Everest base camp. Photo: Ilker Ender

Everest base camp. Photo: Ilker Ender

Nepal’s cabinet will meet next month at Everest base camp to draw attention to the dangers posed to the mountain country by climate change.

Prime Minister Madhav Kumar Nepal will fly to Lukla with those ministers deemed physically fit enough to cope with the flight to the 2,860m (9,383ft) airport in the Khumbu valley, followed by the helicopter flight to base camp, at 5,360m (17,585 ft).

The ministers risk acute mountain sickness by making such a rapid journey from Nepal’s capital Kathmandu, which lies at a similar height to the summit of Britain’s highest mountain Ben Nevis.

The 4 December meeting will highlight the fact that Nepal’s glaciers are shrinking, leading initially to a danger of flooding to many villages and, in the long term, drought as the glaciers feed the major rivers which are the source of water for much of the country. The ice of the Himalaya contains the biggest store of frozen water outside of the polar ice caps.
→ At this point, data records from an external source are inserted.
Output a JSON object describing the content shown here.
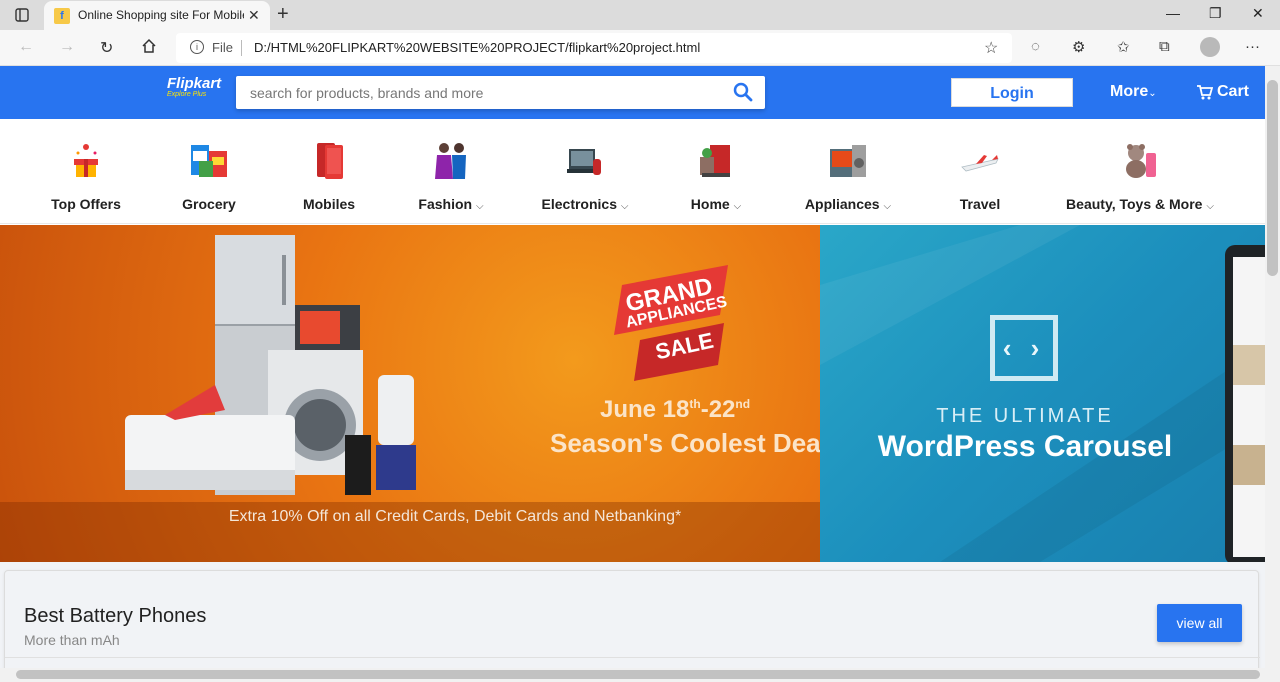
{
  "browser": {
    "tab_title": "Online Shopping site For Mobile",
    "url_scheme": "File",
    "url": "D:/HTML%20FLIPKART%20WEBSITE%20PROJECT/flipkart%20project.html"
  },
  "header": {
    "logo_main": "Flipkart",
    "logo_sub": "Explore Plus",
    "search_placeholder": "search for products, brands and more",
    "login_label": "Login",
    "more_label": "More",
    "cart_label": "Cart"
  },
  "categories": [
    {
      "label": "Top Offers",
      "dropdown": false
    },
    {
      "label": "Grocery",
      "dropdown": false
    },
    {
      "label": "Mobiles",
      "dropdown": false
    },
    {
      "label": "Fashion",
      "dropdown": true
    },
    {
      "label": "Electronics",
      "dropdown": true
    },
    {
      "label": "Home",
      "dropdown": true
    },
    {
      "label": "Appliances",
      "dropdown": true
    },
    {
      "label": "Travel",
      "dropdown": false
    },
    {
      "label": "Beauty, Toys & More",
      "dropdown": true
    }
  ],
  "banner_left": {
    "badge_line1": "GRAND",
    "badge_line2": "APPLIANCES",
    "badge_line3": "SALE",
    "date": "June 18th-22nd",
    "date_main": "June 18",
    "date_sup1": "th",
    "date_mid": "-22",
    "date_sup2": "nd",
    "tagline": "Season's Coolest Deals",
    "offer": "Extra 10% Off on all Credit Cards, Debit Cards and Netbanking*"
  },
  "banner_right": {
    "code_symbol": "‹ ›",
    "line1": "THE ULTIMATE",
    "line2": "WordPress Carousel"
  },
  "section": {
    "title": "Best Battery Phones",
    "subtitle": "More than mAh",
    "view_all": "view all"
  },
  "colors": {
    "brand": "#2874f0",
    "accent_yellow": "#ffe500"
  }
}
Although the glaciers have been retreating for centuries, climate change has accelerated the process. In August, scientists reported that the Imja Glacier above Dengboche was retreating by about 70m a year, with a large lake forming, threatening villages down the valley with flooding if it bursts.

The cabinet meeting, called by Madhav Kumar Nepal and his Communist Party of Nepal Unified Marxist-Leninist, is timed to precede the Copenhagen climate conference.